Francisco i Wilson |
Ciągle go podziwiam, zwłaszcza za jego cierpliwość. Pewnego wieczoru podczas lekcji angielskiego, które Fran daje dla młodzieży, zaczął pukać do drzwi Javier. Pukał i wołał „Francisco, Fran, Fran, FRAN!!!!” Przez godzinę. Mnie już wyprowadzał z równowagi, próbowałam mu tłumaczyć, że musi poczekać, że powinien szanować Francisco, który go tak bardzo lubi itd. Nie docierało, Javi się uwziął i wołał, wołał, wołał. Tylko sam Fran niespecjalnie się tym przejmował, wyszedł później porozmawiać z Javim i chłopiec się na niego z miejsca obraził mieszając go z błotem. Moja pierwsza myśl: „cały Javier, wiecznie się obraża, nawet na Francisco!”. Jednak później zdałam sobie sprawę, że Javi był w swoim oczekiwaniu całkiem rozsądny.
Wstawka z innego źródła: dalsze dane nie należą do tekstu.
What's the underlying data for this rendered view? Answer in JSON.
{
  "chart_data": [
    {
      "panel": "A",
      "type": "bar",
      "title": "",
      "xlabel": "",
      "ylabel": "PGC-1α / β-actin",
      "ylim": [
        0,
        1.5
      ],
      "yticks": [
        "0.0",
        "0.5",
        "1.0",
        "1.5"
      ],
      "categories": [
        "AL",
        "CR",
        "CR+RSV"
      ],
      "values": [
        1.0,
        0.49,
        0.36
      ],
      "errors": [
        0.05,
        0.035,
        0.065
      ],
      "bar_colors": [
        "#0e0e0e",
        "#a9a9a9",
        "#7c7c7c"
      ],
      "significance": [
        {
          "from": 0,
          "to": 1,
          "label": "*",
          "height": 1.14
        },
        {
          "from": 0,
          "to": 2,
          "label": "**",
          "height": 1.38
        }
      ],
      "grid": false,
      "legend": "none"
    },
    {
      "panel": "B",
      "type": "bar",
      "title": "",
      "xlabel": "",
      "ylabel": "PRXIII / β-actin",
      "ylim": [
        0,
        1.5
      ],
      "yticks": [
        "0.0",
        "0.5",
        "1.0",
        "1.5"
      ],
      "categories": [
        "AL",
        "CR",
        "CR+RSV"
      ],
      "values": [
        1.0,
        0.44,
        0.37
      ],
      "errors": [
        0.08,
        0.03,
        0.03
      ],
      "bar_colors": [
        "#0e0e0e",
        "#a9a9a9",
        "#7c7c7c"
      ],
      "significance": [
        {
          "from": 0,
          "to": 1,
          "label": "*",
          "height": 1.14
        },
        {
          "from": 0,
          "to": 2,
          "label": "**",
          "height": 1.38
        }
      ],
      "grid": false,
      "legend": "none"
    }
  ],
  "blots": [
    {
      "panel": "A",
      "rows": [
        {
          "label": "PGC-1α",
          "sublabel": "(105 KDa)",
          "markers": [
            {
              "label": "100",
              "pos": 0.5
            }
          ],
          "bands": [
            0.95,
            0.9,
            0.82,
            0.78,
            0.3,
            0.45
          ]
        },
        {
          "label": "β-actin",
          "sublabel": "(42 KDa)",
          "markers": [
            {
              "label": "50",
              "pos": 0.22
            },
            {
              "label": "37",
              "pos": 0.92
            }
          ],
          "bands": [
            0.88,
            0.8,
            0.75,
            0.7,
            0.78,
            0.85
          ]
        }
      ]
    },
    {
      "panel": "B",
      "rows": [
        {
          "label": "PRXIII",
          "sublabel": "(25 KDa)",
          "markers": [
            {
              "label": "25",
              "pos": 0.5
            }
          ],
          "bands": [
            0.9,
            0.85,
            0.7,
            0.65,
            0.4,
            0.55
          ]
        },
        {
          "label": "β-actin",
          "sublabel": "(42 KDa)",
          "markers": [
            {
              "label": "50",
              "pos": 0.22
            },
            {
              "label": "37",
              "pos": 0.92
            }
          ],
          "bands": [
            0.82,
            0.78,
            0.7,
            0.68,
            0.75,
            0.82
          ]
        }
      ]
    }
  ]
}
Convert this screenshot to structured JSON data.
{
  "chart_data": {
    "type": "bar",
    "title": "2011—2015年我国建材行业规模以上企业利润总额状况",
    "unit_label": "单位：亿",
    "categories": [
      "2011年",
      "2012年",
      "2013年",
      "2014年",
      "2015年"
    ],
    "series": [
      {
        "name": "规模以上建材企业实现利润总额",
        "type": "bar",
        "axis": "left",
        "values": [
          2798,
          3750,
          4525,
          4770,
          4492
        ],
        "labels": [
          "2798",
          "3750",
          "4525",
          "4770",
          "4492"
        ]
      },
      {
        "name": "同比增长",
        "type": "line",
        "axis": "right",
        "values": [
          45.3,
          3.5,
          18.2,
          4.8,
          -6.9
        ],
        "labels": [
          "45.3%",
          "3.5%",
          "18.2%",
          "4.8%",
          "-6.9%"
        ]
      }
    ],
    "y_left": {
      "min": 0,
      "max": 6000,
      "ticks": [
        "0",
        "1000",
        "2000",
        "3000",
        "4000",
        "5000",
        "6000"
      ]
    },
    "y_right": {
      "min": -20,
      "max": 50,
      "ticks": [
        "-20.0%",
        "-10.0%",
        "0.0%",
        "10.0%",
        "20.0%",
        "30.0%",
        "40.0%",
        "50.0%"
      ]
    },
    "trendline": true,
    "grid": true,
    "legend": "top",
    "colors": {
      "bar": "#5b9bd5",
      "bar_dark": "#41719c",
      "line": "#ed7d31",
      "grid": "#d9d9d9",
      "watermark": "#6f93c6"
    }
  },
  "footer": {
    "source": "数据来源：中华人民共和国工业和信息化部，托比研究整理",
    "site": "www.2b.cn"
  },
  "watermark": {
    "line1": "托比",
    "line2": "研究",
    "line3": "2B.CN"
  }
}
Gdyby to nie on, ale córeczka Fran’a wołała od drzwi, ten rzuciłby angielski i w sekundę otworzył dla niej drzwi. I tego oczekiwał od niego Javi, tego oczekujemy wszyscy – że będziemy dla kogoś wyjątkowi, ważniejsi niż wszystko inne!
Rodziną „wolontariuszy” natomiast są Karen, Vladimir i ich dzieci Valeria i Santiago. Przyjeżdżają całkowicie bezinteresownie każdej soboty by pomóc nam przyjąć dzieci w domu, odwiedzić niektóre rodziny czy inne zakątki dzielnicy. Wciąż pytam samej siebie co ich tak przyciąga...? Ale chyba jest to to samo co i nas – widzieć jak rozkwita moje własne życie, człowieczeństwo i serce w momencie, gdy decyduję się na to by dać wszystko w ręce Drugiego.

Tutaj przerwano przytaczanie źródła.